In an interview with Newsday, an interview Sullivan & Cromwell urged her not to grant, Pam sketched out what her defense would be at the murder trial. It wasn’t anything personal, these things she was supposed to have done, but “a matter of class warfare,” the legitimate struggle to protect and preserve the old values. Pam saw it as a Constitutional issue, the right of a society to defend and maintain itself against external or internal dangers. Hannah’s purchase of farmland for development threatened the common weal; Leo’s attempt to blow up The Gut put wetlands at risk. Pam was nuts, of course, but the argument resonated powerfully among some of the East Hampton Establishment; the Old Money people secretly thrilled when Pam spoke of defending them and their class against strivers like Hannah and Leo Brass who, she said, “had gotten above themselves.”
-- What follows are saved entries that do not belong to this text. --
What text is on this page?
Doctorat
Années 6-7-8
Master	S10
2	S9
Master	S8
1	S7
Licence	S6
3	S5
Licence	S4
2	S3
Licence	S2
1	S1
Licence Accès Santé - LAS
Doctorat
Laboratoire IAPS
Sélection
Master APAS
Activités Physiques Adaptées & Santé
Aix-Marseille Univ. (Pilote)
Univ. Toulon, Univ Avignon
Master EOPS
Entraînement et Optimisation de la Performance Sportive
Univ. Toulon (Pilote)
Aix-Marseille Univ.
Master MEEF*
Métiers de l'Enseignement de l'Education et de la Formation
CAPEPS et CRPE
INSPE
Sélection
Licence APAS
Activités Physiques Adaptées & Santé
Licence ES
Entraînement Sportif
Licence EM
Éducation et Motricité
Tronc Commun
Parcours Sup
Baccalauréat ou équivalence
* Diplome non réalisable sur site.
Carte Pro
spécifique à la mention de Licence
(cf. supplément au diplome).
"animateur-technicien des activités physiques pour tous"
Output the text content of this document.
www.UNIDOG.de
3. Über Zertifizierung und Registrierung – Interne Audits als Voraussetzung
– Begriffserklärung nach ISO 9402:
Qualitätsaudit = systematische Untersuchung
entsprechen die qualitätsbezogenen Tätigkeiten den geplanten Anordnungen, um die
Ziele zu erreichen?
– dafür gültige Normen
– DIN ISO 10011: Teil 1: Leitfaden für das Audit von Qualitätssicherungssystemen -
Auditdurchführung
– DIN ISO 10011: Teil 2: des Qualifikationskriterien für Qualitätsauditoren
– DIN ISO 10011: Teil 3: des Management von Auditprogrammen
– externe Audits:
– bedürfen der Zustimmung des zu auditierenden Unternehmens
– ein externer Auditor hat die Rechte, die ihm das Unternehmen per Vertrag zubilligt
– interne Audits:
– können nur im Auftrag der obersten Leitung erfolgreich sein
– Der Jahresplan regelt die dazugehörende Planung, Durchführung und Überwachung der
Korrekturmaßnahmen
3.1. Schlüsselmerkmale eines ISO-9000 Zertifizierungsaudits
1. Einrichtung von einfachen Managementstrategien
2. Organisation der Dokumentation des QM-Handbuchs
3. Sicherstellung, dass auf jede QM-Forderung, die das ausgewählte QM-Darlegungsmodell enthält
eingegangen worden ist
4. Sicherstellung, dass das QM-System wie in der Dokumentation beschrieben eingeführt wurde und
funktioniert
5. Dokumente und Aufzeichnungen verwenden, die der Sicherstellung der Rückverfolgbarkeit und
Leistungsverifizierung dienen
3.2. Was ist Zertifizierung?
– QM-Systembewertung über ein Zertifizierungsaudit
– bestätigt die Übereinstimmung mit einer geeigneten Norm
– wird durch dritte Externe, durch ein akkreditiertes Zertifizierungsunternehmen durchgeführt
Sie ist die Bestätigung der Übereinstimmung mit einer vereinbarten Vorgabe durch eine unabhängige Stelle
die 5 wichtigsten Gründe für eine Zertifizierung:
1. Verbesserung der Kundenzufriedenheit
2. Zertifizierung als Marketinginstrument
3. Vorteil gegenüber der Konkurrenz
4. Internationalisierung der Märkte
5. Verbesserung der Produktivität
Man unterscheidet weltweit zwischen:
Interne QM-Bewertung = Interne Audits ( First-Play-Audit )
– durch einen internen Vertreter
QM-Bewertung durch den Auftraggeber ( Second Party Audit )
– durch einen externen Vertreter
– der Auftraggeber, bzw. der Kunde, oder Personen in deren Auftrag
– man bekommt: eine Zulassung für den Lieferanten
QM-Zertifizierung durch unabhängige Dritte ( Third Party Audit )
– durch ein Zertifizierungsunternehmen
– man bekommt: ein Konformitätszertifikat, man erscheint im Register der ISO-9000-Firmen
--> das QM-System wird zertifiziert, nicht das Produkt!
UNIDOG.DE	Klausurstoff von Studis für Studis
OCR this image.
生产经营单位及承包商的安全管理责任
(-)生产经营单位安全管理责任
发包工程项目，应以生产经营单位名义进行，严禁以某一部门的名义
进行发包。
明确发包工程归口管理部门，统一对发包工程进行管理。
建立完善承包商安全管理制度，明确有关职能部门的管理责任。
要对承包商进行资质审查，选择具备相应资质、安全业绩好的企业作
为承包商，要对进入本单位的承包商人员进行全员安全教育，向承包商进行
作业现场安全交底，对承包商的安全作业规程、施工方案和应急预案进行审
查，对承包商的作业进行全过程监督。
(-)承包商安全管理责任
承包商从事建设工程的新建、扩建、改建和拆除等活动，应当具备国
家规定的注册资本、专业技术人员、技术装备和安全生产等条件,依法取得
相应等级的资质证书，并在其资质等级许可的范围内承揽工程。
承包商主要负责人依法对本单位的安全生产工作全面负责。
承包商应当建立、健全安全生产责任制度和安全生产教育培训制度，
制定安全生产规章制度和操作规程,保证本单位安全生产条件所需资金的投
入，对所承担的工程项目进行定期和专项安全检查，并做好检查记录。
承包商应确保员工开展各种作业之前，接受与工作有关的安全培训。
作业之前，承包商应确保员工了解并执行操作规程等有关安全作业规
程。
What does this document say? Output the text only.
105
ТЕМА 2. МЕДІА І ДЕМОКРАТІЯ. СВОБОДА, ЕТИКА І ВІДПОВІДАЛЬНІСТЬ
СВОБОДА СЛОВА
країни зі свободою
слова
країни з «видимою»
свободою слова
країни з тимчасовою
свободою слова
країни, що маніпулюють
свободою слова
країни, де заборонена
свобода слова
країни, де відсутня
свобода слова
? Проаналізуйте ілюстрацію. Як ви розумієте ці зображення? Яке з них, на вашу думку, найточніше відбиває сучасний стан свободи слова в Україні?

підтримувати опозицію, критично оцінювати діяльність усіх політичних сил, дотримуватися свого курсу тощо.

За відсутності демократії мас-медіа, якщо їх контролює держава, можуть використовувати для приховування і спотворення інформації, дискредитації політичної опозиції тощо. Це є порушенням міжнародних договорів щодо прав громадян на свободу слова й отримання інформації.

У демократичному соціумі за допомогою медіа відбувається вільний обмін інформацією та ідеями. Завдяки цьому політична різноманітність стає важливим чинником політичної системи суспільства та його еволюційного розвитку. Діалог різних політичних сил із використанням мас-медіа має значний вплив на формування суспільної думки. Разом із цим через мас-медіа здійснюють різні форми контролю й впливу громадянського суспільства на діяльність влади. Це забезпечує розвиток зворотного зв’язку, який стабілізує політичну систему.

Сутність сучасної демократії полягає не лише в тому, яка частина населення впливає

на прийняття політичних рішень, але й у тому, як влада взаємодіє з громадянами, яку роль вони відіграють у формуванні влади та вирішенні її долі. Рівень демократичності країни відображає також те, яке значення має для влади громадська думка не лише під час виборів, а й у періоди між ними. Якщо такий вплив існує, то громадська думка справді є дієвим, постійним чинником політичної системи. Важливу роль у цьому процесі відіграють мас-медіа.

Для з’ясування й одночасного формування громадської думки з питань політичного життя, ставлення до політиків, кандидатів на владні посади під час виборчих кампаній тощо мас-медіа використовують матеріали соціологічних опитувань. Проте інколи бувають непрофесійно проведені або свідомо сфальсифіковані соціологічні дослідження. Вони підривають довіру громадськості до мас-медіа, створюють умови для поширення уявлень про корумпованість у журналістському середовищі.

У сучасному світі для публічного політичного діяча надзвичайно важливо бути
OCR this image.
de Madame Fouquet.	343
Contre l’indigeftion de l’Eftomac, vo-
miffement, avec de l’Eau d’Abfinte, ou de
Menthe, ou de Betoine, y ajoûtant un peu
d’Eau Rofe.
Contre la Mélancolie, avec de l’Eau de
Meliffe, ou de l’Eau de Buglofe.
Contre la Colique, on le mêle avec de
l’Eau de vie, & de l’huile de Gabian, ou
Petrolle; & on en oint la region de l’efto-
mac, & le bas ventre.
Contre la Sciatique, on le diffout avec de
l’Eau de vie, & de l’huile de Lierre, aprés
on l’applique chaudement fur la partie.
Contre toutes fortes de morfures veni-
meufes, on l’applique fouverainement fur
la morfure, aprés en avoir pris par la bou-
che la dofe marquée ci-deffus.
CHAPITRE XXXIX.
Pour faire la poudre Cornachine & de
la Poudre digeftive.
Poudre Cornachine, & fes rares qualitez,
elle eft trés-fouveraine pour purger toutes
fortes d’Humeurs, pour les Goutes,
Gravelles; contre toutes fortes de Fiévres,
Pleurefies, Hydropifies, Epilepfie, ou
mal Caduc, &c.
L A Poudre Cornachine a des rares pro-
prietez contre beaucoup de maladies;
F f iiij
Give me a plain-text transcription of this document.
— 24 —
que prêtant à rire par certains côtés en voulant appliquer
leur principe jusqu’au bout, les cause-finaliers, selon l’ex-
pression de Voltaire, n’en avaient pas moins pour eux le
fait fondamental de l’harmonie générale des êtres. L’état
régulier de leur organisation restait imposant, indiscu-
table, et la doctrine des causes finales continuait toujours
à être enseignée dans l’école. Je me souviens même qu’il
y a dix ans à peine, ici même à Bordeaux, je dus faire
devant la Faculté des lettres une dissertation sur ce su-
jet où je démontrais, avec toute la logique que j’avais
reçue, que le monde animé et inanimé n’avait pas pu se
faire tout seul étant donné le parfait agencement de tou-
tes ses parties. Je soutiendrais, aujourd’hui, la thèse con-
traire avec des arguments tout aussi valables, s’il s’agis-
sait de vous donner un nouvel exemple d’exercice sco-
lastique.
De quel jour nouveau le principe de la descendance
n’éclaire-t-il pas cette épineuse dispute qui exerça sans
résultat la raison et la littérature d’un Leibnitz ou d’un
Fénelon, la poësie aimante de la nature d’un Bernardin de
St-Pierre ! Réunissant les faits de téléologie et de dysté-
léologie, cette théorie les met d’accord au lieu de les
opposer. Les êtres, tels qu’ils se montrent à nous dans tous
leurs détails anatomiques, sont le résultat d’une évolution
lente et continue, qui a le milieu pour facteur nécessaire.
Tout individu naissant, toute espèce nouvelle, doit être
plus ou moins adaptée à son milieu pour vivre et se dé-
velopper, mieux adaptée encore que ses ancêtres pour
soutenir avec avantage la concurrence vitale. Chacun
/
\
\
As Pam Phythian viewed it, “These were impudent people. Who tried to become us…”
September was nearly over and I was glad of it. Jesse Maine was still around and we did some fishing and took a haul of late blues off Gardiners Island. Sid Felton actually did offer him some vague situation in Los Angeles but Jesse turned it down.
“I was tempted, Beech, the O’Leary sisters and all, but there are people who belong in Hollywood and people who don’t. I have my little problems here with the Bonackers and the authorities, but they know me and I know them and in ways, we’re like family.”